Jack ainda teve uma reação um tanto quanto inesperada, atirando no meu peito e
perfurando um de meus dois inativos pulmões, mas era exatamente isso o que eu queria.
Queria ter a certeza que eles saberiam exatamente o quanto eram insignificantes, que suas
raivas e anseios representavam tanto para mim quanto os pensamentos de uma cadela no cio.
Que saberiam exatamente o que estariam deixando para trás quando se tornassem um de nós.
Que aquela seria a última e derradeira humilhação de suas pobres e medíocres vidas
mortais. Que entendessem exatamente o que se tornariam quando aquela noite chegasse ao seu
fim.
E foi só quando tive certeza de tudo isso que dei- lhes o restrito acesso ao clube dos
imortais.
-Y-
Bem, como todos devem ter notado haviam ainda
algumas formalidades a serem preenchidas. Ninguém se torna um vampiro DE VERDADE se não
passar pelos rituais de criação. Afinal de contas, são eles os responsáveis pelo que
REALMENTE nos tornamos, não é mesmo? É como costumam dizer por aí: NO PAIN, NO GAIN.

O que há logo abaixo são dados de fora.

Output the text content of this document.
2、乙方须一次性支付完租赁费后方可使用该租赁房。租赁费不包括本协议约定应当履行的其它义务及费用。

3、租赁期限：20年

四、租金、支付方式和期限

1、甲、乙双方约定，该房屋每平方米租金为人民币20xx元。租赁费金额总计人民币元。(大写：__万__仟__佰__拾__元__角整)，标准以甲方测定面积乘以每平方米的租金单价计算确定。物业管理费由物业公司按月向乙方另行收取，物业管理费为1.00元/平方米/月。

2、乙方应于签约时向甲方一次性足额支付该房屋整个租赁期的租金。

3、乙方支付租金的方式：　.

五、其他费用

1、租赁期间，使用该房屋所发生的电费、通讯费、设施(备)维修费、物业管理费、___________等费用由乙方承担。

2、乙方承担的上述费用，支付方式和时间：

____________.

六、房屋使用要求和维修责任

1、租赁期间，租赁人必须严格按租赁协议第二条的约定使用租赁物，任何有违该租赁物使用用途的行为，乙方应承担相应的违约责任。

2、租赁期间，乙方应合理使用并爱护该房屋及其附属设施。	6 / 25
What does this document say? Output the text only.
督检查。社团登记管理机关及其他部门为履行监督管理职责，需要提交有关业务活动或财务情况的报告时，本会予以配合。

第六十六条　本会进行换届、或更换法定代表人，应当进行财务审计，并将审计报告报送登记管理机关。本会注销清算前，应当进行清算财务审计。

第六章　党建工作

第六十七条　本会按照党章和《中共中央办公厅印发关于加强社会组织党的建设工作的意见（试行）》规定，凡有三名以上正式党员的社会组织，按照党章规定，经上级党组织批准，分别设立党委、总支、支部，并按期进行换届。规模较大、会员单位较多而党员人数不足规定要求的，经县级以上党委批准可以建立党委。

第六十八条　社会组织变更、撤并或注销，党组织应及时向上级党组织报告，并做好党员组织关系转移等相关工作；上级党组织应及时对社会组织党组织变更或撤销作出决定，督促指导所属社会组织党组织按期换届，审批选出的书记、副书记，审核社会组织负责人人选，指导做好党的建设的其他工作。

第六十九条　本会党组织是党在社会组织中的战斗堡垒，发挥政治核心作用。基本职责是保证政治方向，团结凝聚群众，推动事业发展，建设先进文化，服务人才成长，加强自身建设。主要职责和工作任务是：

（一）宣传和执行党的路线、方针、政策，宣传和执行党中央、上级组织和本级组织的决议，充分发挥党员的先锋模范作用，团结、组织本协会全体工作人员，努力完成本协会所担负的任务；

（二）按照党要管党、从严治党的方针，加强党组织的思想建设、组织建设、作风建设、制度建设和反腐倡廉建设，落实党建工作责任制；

Aliás essa parte da história é sempre a mais interessante. Cada um reage
à sua própria maneira aos rituais. Alguns arrebentam seus caixões e escavam o caminho
de volta até a superfície na mesma noite e permanecem inalterados. Outros choram ao
perceber o que se tornaram e se recusam a admitir o inevitável (destes, poucos sobrevivem
ou tornam- se úteis). Jack e David não foram diferentes. Os rituais transformaram e
uniram os dois de uma forma irreversível.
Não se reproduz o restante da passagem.